Attention deficit hyperactivity disorder (ADHD) is one of the most common childhood mental health disorders. Stimulant drugs as the most commonly used treatment and first-line therapy for ADHD have side effects. One of the newest approaches to select the best choices and optimize dosages of medications is personalized medicine.
This historical cohort study was carried out on the data taken from the period of 2008 to 2015. Eligible subjects were included in the study randomly. We used mixed-effects logistic regression models to personalize the dosage of Methylphenidate (MPH) in ADHD. The patients’ heterogeneity was considered using subject-specific random effects, which are treated as the realizations of a stochastic process. To recommend a personalized dosage for a new patient, a two-step procedure was proposed. In the first step, we obtained estimates for population parameters. In the second step, the dosage of the drug for a new patient was updated at each follow-up.

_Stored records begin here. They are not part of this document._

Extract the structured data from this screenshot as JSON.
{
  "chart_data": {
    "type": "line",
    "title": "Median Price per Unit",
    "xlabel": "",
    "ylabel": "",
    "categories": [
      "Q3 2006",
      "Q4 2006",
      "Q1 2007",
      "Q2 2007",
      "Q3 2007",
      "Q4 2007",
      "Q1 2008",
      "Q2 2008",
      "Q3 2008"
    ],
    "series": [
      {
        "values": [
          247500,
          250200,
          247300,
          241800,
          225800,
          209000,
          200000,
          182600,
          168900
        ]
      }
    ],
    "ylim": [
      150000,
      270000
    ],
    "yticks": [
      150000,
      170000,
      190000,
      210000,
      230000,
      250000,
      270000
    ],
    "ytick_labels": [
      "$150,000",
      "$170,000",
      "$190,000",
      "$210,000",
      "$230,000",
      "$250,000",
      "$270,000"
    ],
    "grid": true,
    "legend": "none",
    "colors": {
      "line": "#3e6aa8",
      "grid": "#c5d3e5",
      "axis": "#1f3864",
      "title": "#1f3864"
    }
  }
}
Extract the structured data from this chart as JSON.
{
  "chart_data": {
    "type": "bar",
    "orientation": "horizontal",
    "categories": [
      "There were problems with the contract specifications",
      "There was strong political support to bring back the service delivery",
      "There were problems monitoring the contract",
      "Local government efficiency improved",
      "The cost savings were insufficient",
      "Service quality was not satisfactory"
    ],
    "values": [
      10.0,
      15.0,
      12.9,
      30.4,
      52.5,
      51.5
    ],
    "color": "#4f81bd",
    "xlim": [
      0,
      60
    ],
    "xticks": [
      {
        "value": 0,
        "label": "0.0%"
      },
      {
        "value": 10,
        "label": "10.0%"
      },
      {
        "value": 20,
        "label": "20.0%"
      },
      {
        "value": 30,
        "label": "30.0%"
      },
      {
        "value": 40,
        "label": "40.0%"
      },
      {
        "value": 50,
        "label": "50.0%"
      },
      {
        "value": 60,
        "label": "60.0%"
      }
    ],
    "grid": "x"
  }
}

Of the 221 children enrolled in the study, 169 (76.5%) were male and 52 (23.5%) were females. The overall mean age at the beginning of the study is 82.5 (± 26.5) months. In multivariable mixed logit model, three variables (severity of ADHD, time duration receiving MPH, and dosage of MPH) had a significant relationship with improvement. Based on this model the personalized dosage of MPH was obtained.
To determine the dosage of MPH for a new patient, the more the severity of baseline is, the more of an initial dose is required. To recommend the dose in the next times, first, the estimation of random coefficient should be updated. The optimum dose increased when the severity of ADHD increased. Also, the results show that the optimum dose of MPH as one proceeds through the period of treatment will decreased.